Llevaba muchas horas conduciendo y aunque mi propósito era hacer noche ya en Portugal, en A Póvoa de Varzim -como tantas veces-, en el momento en que noté que empezaban a fallarme los reflejos, me dispuse a parar en el primer garito que encontrase por el camino.
A un par de kilómetros de Porriño mis faros vislumbraron el cartelucho de lo que parecía un hostal de carretera.

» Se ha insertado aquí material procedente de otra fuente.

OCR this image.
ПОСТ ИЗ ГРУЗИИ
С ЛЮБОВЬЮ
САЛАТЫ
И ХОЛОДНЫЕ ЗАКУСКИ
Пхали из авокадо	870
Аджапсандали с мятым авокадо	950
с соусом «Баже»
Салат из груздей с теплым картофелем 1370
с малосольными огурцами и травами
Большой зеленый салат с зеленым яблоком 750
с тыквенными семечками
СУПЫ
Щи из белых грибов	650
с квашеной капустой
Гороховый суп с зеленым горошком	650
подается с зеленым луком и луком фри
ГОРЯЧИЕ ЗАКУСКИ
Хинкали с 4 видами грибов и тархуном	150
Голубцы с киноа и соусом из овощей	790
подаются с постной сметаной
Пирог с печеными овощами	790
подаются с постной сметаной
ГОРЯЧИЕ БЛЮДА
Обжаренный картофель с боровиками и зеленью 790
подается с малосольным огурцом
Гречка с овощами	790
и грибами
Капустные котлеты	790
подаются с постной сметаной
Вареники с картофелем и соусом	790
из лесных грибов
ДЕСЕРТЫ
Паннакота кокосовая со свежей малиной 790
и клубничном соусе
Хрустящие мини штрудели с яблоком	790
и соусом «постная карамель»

Detuve el coche y me acerqué a la única puerta que aparecía iluminada por el tragaluz. Era el único signo de vida que se detectaba en todo el viejo caserón de piedra labrada y techo, medio de teja, medio de huralita. En el dintel del portal había un letrero rotulado en gruesa caligrafía: "Llamar.24 Horas.". Por ningún lado había aviso de que el hostal estuviese cerrado, de modo que pulsé el timbre.

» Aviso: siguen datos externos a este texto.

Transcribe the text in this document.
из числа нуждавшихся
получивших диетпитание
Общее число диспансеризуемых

Al rato sentí unos pesados pasos golpeando escalones de madera. Me abrió un hombre mayor de aspecto cansino y unas imponentes ojeras del color de los cardenales. No pareció sorprenderse de mi llegada. Me dio las buenas noches con una absoluta indiferencia, sin mirarme siquiera a la cara.
- Supongo que viene usted a revisar las cañerías -dijo, sin volverse e invitándome con un vago movimiento de la cabeza a seguirle, escaleras arriba-.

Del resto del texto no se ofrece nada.